Put simply, Gurney’s ficlets, for the most part, focus on the inner workings of the mind in between moments of time. For example, I particularly enjoyed “Advocacy or Superiority”, where the narrator’s consciousness is focused on the various scenes around him, such as the little girl crossing the road, rather than on what the narrator is doing. I found this fascinating, as this helped me, personally, to learn to be more aware of the things that happen around me.
Moreover, Gurney possesses a good command of language, which allows the reader to fully experience the feelings that he is trying to get across, and this in turn helps to create the optimal atmosphere for the reader’s full immersion.
However, the fact that most pieces in Beyond Absolute focus on the same theme acts as a double-edged sword – reading the ficlets one after another gets repetitive after a while due to the same theme being utilised over and over again, only with a few changes.
More importantly, although the theme of the book is “beyond absolute”, I do think that Gurney’s inclusion of a short paragraph of his definition(s) of absolute would help much in way of clarification, as his notions of absolute change from ficlet to ficlet.

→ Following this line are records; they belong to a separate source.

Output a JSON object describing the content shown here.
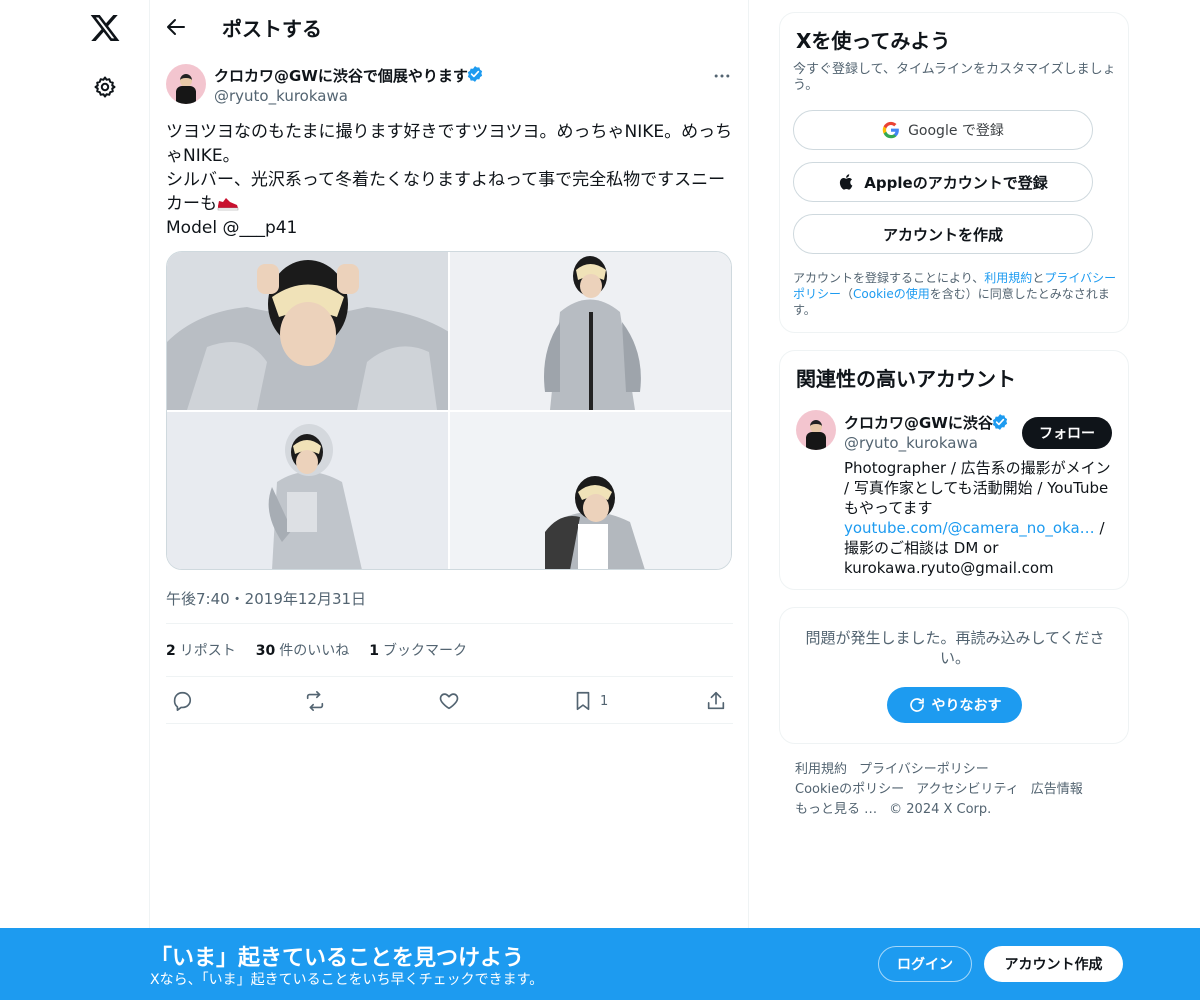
{
  "header": {
    "title": "ポストする"
  },
  "post": {
    "author_name": "クロカワ@GWに渋谷で個展やります",
    "author_handle": "@ryuto_kurokawa",
    "text_line1": "ツヨツヨなのもたまに撮ります好きですツヨツヨ。めっちゃNIKE。めっちゃNIKE。",
    "text_line2": "シルバー、光沢系って冬着たくなりますよねって事で完全私物ですスニーカーも",
    "text_line3": "Model @___p41",
    "emoji_icon": "sneaker-icon",
    "timestamp": "午後7:40・2019年12月31日",
    "stats": {
      "reposts_count": "2",
      "reposts_label": "リポスト",
      "likes_count": "30",
      "likes_label": "件のいいね",
      "bookmarks_count": "1",
      "bookmarks_label": "ブックマーク"
    },
    "actions": {
      "bookmark_count": "1"
    }
  },
  "signup_card": {
    "title": "Xを使ってみよう",
    "description": "今すぐ登録して、タイムラインをカスタマイズしましょう。",
    "google_label": "Google で登録",
    "apple_label": "Appleのアカウントで登録",
    "create_label": "アカウントを作成",
    "terms_prefix": "アカウントを登録することにより、",
    "terms_link": "利用規約",
    "terms_and": "と",
    "privacy_link": "プライバシーポリシー",
    "terms_mid": "（",
    "cookie_link": "Cookieの使用",
    "terms_suffix": "を含む）に同意したとみなされます。"
  },
  "recommended": {
    "title": "関連性の高いアカウント",
    "name": "クロカワ@GWに渋谷",
    "handle": "@ryuto_kurokawa",
    "follow_label": "フォロー",
    "bio_part1": "Photographer / 広告系の撮影がメイン / 写真作家としても活動開始 / YouTubeもやってます ",
    "bio_link": "youtube.com/@camera_no_oka…",
    "bio_part2": " / 撮影のご相談は DM or kurokawa.ryuto@gmail.com"
  },
  "error_card": {
    "message": "問題が発生しました。再読み込みしてください。",
    "retry_label": "やりなおす"
  },
  "footer": {
    "terms": "利用規約",
    "privacy": "プライバシーポリシー",
    "cookie": "Cookieのポリシー",
    "accessibility": "アクセシビリティ",
    "ads": "広告情報",
    "more": "もっと見る …",
    "copyright": "© 2024 X Corp."
  },
  "bottom_bar": {
    "title": "「いま」起きていることを見つけよう",
    "subtitle": "Xなら、「いま」起きていることをいち早くチェックできます。",
    "login_label": "ログイン",
    "signup_label": "アカウント作成"
  },
  "colors": {
    "accent": "#1d9bf0",
    "text": "#0f1419",
    "secondary": "#536471",
    "border": "#eff3f4"
  }
}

Additionally, the inserted photos and Latin phrases, for me personally, were more jarring rather than an effective tool for the reader’s immersion. Photos of nature are, by nature, rather ambiguous; therefore, when coupled with the ficlet, it does generate a sense of confusion, a feeling of “What am I supposed to feel?” Then again, this could be the author’s aim when including said photos. Also, as the ficlets are generally only a page long, the reader has to constantly flip to the back to look for the English translation of the phrase. It would be easier if the English translation was included on the same page.
There are also a couple of grammar and punctuation errors present, but they were minor ones, which did not detract much from the reading flow. The formatting of the novel could also be done in a more professional manner; for example, fonts in the book should be standardised. Therefore, I rate S.R. Gurney’s Beyond Absolute 2 out of 4 stars due to said reasons given above. I would recommend this to people who are interested in exploring the notions of time, psychology, and the inner workings of the mind.